É no Sisu que os alunos cadastram suas notas do Enem para se qualificar para vagas em universidades públicas. O cronograma oficial do MEC previa a divulgação dos resultados do Sisu a partir desta terça-feira (28/1).

Questionamentos da Defensoria

“A grande questão é que não temos informações adequadas do que aconteceu (com a correção do Enem)”, afirma à BBC News Brasil o defensor público João Paulo Dorini, um dos responsáveis pela ação na Defensoria Pública da União na Justiça Federal paulista.

Essa ação questiona dois pontos específicos do Enem 2019, levantados pela maioria dos estudantes (cujo número não foi divulgado) que procuraram a instituição:

1 – Se, ao corrigir as notas que estavam erradas, o MEC usou essas mesmas notas para calcular a média ponderada que é usada pelo Sisu para decidir quais alunos serão aprovados em cada curso — ou se a ponderação foi feita antes da correção das notas. “Estamos falando de pequenas variações, mas que podem ser absolutamente relevantes (para os candidatos)”, diz Dorini.

2 – Qual resposta formal será dada às 172 mil queixas que foram feitas no email divulgado por Weintraub e Lopes, de candidatos que, assim como Matheus Krabbe, desconfiam que sua nota esteja incorreta. “Boa parte não recebeu resposta nenhuma, nem automática”, prossegue Dorini, criticando, ainda, o caso em que Weintraub ofereceu, via redes sociais, análise individual de um caso solicitado por um internauta.

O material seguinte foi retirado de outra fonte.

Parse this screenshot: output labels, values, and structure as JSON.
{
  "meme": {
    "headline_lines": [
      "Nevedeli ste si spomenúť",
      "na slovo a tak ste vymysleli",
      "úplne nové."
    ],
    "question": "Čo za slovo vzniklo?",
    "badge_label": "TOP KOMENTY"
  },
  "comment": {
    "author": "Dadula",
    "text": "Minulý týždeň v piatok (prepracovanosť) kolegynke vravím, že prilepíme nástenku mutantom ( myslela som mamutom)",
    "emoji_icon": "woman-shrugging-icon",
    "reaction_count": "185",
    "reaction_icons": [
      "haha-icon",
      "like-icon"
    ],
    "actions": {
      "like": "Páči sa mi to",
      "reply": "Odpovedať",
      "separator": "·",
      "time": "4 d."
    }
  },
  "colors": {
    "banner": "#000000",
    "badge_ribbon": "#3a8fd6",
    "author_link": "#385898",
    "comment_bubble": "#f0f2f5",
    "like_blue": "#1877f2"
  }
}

“E quem fez a reclamação pelas vias formais e ficou sem resposta?”, questiona o defensor.

A partir do esclarecimento dessas questões, a Defensoria decidirá se vai tomar mais providências, afirma Dorini.

Existem também as queixas de 250 estudantes representadas no Ministério Público Federal até a quarta-feira (22/1), além de ações individuais na Justiça: a BBC News Brasil encontrou diversos registros pedidos de liminares e de mandados de segurança solicitados por estudantes, pedindo à Justiça que reserve vagas a eles nos cursos universitários de sua escolha, alegando erros na correção de sua prova no Enem.

Em comunicado emitido na sexta-feira (24), o Ministério Público Federal defendeu a manutenção do calendário do Sisu e afirmou que “as providências (tomadas pelo Inep e pelo MEC) para corrigir (as provas apontadas com erros) foram suficientes” e considera que “não se vislumbra, no momento, prejuízos concretos aos alunos que se submeteram ao Enem”.

Para o advogado Saulo Stefanone Alle, especialista em direito administrativo do escritório Peixoto & Cury, a “falha em uma amostragem razoável” das provas gera um “efeito de insegurança, que leva as pessoas a colocarem toda a prova em suspeição”.

Essa sensação de insegurança tem como consequência as ondas de ações coletivas, como a feita pela DPU, e de ações individuais — nas quais, aponta o advogado, nem sempre é fácil para o aluno demonstrar que foi alvo de injustiça.

“O desafio é separar os fatos que justificam rever (as notas)”, diz. “Porque o objetivo não é que o Judiciário resolva quem poderá ou não ser aprovado. Senão, não haverá prova pública que possa ser feita no Brasil sem que a Justiça seja acionada.”

A BBC News Brasil questionou o Inep e a AGU especificamente acerca de como serão respondidos os emails de estudantes queixosos e as reclamações de potenciais inconsistências de notas, mas não recebeu retorno até a publicação desta reportagem.

Em 20 de janeiro, o presidente do Inep, Alexandre Lopes, afirmara que “todas as providências (de correção) foram tomadas sem prejuízo a qualquer participante”.